On the Reaction Mechanism of the Selective C(sp3)–H Functionalization of N-Benzylpiperidines Mediated by TEMPO Oxoammonium Cation

The selective and dual C(sp3)–H oxidation of N-heterocycles to their corresponding 3-alkoxyamino lactams mediated by TEMPO oxoammonium cation (TEMPO+) is turning into a convenient nonmetallic strategy for the rapid functionalization of piperidines and pyrrolidines to bioactive alkaloids. Mechanistic proposal suggests that TEMPO+ prefers to oxidize the endocyclic C–Hα bond of either N-substituted piperidines or pyrrolidines to their corresponding endocyclic iminium intermediates, which are transformed into enamine intermediates, and then trapped by oxoammonium cation.

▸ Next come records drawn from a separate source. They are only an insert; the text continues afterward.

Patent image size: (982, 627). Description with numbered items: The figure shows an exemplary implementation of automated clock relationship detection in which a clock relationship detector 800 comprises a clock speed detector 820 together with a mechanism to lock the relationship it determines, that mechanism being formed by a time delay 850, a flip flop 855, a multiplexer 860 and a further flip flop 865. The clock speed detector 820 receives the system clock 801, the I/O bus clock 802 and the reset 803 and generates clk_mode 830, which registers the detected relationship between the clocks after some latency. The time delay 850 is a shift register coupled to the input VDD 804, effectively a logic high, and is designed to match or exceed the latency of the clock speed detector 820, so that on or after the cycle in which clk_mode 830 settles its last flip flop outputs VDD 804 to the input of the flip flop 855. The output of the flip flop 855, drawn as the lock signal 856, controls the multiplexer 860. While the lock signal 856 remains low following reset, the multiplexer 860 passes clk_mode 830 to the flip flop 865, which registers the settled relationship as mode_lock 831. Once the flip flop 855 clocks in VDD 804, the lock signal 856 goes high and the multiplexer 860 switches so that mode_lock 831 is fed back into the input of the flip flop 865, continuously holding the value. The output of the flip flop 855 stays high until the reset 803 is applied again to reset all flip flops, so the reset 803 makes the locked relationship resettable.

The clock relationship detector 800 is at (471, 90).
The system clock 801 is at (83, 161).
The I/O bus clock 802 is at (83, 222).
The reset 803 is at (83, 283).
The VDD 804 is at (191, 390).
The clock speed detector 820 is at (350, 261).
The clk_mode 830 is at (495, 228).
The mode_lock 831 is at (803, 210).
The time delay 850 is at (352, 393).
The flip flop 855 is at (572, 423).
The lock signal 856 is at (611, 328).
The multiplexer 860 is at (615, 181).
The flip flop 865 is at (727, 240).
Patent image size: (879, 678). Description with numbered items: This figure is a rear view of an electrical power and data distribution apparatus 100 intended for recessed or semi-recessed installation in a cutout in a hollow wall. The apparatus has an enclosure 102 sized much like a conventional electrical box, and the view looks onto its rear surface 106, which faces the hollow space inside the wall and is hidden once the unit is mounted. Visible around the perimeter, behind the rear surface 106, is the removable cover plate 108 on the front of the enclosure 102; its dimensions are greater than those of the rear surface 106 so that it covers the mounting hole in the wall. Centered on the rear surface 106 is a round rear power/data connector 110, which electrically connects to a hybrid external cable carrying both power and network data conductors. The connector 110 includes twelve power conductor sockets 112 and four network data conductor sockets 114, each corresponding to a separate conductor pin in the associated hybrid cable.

Although the product formation seems to be in concordance with this mechanistic rationale, neither experimental evidence nor theoretical calculations have been reported. Accordingly, the current investigation provides computational findings explaining that the origin of the selective C–Hα oxidation can be attributed to an unprecedented C–H···π interaction between two hydrogen atoms of TEMPO+ with the aromatic ring of the piperidine benzyl group. To prove the existence of the enamine intermediate, we developed an unprecedented transition-metal-free tetra C–H oxidation of two N-benzyl-4-methylenepiperidines. Accordingly, the existence of the elusive enamine intermediate was attained by generating a transitory dienamine intermediate, which was trapped by TEMPO+ and NaClO2­ to give the corresponding 4-(aminooxymethyl)-3,4-epoxy-2-piperidone.